We raced back down the mountain, marvelling at the workmanship of the granite staircase. We expected the steps to be icy and treacherous, but all of them sloped backwards slightly, rendering them safe to descend. We were back in the valley of Lairig Eilde before we knew it. The whole winter walk had taken only 4½ hours.
Later that afternoon back in Glencoe village, the sky was much clearer. We took the opportunity to walk out onto the mudflats of Loch Leven to take photos of the Pap of Glencoe and its adjacent Munro Sgorr nam Fiannaidh, both of which we climbed on our only good day last year (which had been much worse than this one). Some of you may be smirking at the name of the iconic little mountain that rises above Glencoe village. There’s no doubting how it got the name: the mountain is breastlike from most angles; but fans of pareidolia will be pleased to know that from the mudflats it also looks like a sleeping Jabba the Hutt.

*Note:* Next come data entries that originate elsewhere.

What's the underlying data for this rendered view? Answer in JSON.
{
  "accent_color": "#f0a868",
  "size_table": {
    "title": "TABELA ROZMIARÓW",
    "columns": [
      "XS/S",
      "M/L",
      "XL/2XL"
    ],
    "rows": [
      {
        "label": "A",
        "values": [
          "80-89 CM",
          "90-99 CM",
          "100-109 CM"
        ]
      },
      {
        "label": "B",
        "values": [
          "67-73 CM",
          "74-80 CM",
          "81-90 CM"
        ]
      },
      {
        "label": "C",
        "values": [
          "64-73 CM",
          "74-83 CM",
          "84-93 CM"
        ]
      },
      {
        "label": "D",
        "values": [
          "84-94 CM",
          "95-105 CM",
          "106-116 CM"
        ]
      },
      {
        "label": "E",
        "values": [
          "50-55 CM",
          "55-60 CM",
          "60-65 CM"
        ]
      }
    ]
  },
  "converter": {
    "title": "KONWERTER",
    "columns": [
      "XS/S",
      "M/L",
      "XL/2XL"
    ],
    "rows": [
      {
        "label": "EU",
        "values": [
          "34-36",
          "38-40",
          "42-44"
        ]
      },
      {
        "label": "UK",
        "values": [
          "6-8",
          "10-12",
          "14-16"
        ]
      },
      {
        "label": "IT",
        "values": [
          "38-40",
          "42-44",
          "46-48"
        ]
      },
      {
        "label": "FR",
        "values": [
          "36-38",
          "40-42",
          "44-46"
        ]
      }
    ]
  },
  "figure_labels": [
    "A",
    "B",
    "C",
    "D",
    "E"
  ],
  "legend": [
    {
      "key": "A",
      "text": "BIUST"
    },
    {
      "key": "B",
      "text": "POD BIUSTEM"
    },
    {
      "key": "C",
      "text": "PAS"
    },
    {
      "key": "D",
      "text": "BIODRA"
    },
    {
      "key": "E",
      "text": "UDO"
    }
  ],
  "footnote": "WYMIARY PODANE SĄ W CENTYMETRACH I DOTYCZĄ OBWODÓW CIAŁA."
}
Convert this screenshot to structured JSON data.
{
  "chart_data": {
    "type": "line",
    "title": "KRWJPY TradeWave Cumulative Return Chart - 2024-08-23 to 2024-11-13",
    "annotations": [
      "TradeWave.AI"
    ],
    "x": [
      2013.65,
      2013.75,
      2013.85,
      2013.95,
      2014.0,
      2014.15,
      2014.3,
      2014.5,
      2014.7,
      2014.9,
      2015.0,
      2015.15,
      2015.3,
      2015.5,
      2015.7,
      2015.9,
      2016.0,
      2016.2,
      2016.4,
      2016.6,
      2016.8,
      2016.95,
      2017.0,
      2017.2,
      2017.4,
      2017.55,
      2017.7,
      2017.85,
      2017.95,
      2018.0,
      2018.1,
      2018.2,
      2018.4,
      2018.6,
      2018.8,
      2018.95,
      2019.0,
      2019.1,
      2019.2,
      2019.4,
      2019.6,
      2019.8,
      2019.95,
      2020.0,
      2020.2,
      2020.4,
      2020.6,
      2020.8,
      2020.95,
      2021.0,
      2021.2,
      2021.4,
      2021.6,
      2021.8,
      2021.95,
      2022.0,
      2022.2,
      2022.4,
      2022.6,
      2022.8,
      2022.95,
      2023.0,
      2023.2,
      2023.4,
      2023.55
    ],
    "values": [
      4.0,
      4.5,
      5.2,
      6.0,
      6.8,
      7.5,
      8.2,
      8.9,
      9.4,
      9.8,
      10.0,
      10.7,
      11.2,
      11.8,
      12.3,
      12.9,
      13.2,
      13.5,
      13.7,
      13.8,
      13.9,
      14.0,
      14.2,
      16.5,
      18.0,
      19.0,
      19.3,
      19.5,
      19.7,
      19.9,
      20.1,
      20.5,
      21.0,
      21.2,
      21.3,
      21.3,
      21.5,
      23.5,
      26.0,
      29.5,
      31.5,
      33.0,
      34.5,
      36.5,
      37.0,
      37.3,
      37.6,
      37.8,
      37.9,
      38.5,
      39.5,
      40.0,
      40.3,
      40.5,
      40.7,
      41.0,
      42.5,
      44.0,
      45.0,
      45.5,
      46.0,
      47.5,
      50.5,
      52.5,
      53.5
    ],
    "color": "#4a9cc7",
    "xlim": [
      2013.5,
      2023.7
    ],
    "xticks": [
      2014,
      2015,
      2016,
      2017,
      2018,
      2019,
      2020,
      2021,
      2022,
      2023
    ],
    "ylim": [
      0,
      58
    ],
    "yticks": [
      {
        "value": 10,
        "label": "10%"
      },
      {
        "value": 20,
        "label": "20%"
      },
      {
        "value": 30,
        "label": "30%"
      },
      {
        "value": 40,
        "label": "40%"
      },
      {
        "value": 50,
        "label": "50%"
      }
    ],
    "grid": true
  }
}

A couple of hours after this fleeting glimpse, the skies darkened and that was the last we saw of the mountains of Glen Coe. The following day was wet and wild. It rained so heavily that the presents we bought from the craft shop three doors down from our cottage were soaking wet by the time we got back. We confined our walking to a stroll down to the Laroch Bar in Ballachulish for lunch. The tarmacked pavement was so waterlogged that we arrived with wet feet. The news was full of stories of traffic accidents and road closures. They were calling it Storm Gerrit, though Gerroff would have been better. Luckily, the worst to happen to us was when a car drove through a puddle on the walk back and slarted me with rainwater.
You have to temper your expectations when visiting Scotland in winter, but one good day on the hills makes it all worthwhile.
You can see all my shit photos from the week in my Glencoe Flickr album.
(*) In case you’re wondering, Glencoe is the name of the village, while Glen Coe is the valley.